Bei der Arbeit in der Fabrik gilt strenge Geschlechtertrennung: Die Männer entwerfen die Motive, stanzen die Lochkarten, ziehen die Kettfäden auf, überwachen die Webmaschinen und den restlichen Maschinenpark; ihre Frauen und Töchter füllen noch heute die Bobinen, entfernen den Grafit, bessern die Spitzen aus, trennen und legen sie. Die Traditionen werden hochgehalten. Die Weber bilden hier eine Art proletarischer Aristokratie. Die Ausbildungszeit ist lang, die Arbeit schwierig; im vorigen Jahrhundert fuhren die Weber von Calais mit Kutsche und Zylinder zur Fabrik und duzten den Besitzer. Die Zeiten haben sich geändert. Der Krieg hat diesen Wirtschaftszweig zugrunde gerichtet, obwohl einige Webmaschinen für die Deutschen liefen. Alles musste wieder aus dem Nichts aufgebaut werden.
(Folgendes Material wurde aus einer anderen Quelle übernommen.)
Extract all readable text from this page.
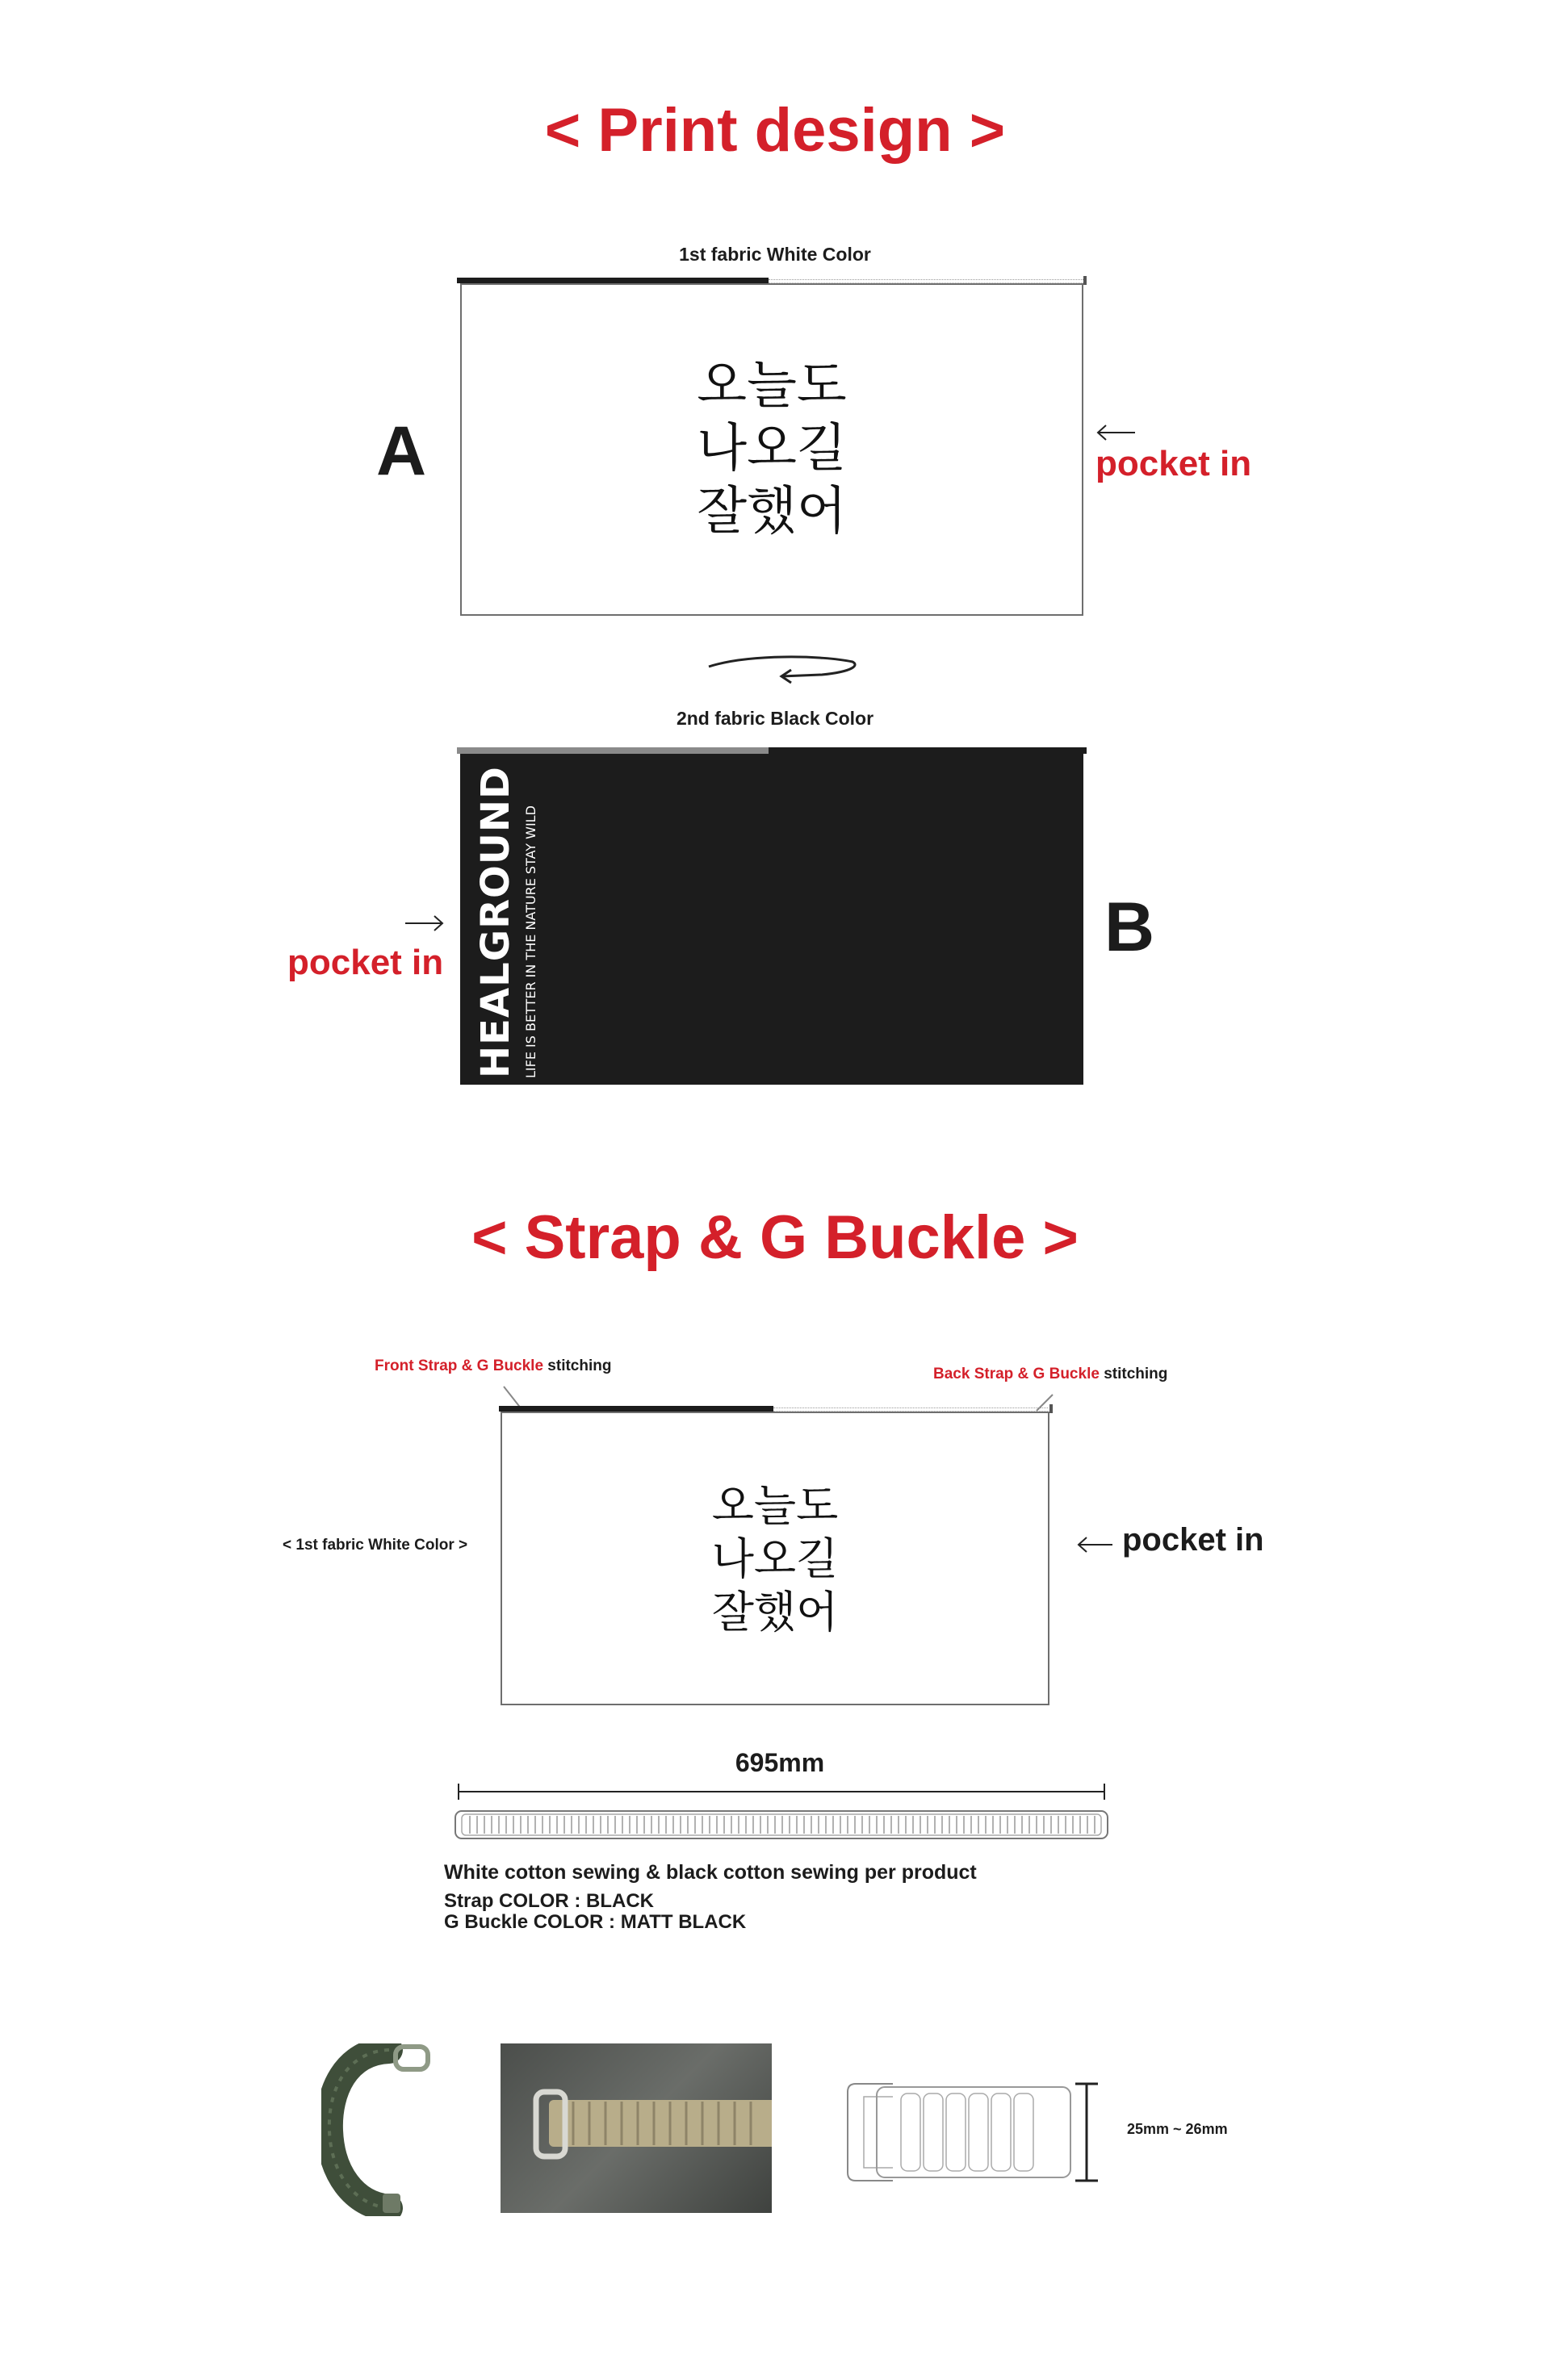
< Print design >
1st fabric White Color
오늘도
나오길
잘했어
A	pocket in
2nd fabric Black Color
HEALGROUND LIFE IS BETTER IN THE NATURE STAY WILD
pocket in	B
< Strap & G Buckle >
Front Strap & G Buckle stitching	Back Strap & G Buckle stitching
오늘도
나오길
잘했어
< 1st fabric White Color >	pocket in
695mm
White cotton sewing & black cotton sewing per product
Strap COLOR : BLACK
G Buckle COLOR : MATT BLACK
25mm ~ 26mm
Heute existieren in Nordfrankreich, wo vor dem Krieg viertausend Webmaschinen in Betrieb waren, nur noch etwa dreihundert. Und trotzdem haben sich die Weber mit dem wirtschaftlichen Aufschwung früher als manche Bürger ein Auto geleistet. Allerdings duzen meine Arbeiter mich nicht. Ich glaube nicht, dass sie mich mögen. Was nicht schlimm ist, ich verlange es nicht von ihnen. Schließlich mag ich sie auch nicht. Man arbeitet zusammen, das ist alles. Wenn ein Mitarbeiter gewissenhaft und fleißig ist, wenn die Spitzen, die seinen Webstuhl verlassen, keinen Grund zur Beanstandung geben, gewähre ich ihm zum Jahresende eine Prämie. Wer zu spät oder betrunken zur Arbeit erscheint, bekommt Abzüge. Auf dieser Basis verstehen wir uns ausgezeichnet.
Ihr fragt euch vielleicht, wie ich in der Spitzen-Industrie gelandet bin. Eigentlich lag mir nichts ferner als die Wirtschaft. Ich habe Jura und Volkswirtschaft studiert und meinen Dr. jur. gemacht, den ich in Deutschland im Namen führen darf. Allerdings haben mich die Verhältnisse nach 1945 ein bisschen daran gehindert, auf meinen akademischen Grad zu pochen. Wenn ihr’s wirklich wissen wollt, lag mir auch nichts ferner als Jura: Als junger Mann hätte ich am liebsten Literatur und Philosophie studiert. Das wurde mir verwehrt – ein weiteres trauriges Kapitel meines Familienromans, vielleicht komme ich darauf noch zurück. Doch muss ich zugeben, dass Jura mir im Spitzen-Gewerbe bessere Dienste leistet als die Literatur. So ungefähr ist es gewesen. Als endlich alles zu Ende war, ist es mir gelungen, nach Frankreich zu kommen und mich als Franzose auszugeben; was nicht allzu schwer war, wenn man die chaotischen Verhältnisse damals bedenkt. Ich kam mit den Deportierten zurück, man stellte mir nicht viele Fragen. Gewiss, ich sprach ein tadelloses Französisch. Meine Mutter war Französin, und ich habe zehn Jahre meiner Kindheit in Frankreich verbracht, die gymnasiale Unterstufe, die Oberstufe, die Vorbereitungsklassen für die Grandes Écoles besucht und sogar zwei Jahre an der ELDS* studiert. Und da ich im Süden aufgewachsen bin,
* Der Autor hat darauf verzichtet, die zahlreichen Ausdrücke und
Abkürzungen, die außerhalb eines Kreises von Spezialisten unbekannt
sind, zu erklären; daher sind am Ende des Bandes ein Glossar und
eine Liste der militärischen Ränge angefügt. (Anm. d. Verl.)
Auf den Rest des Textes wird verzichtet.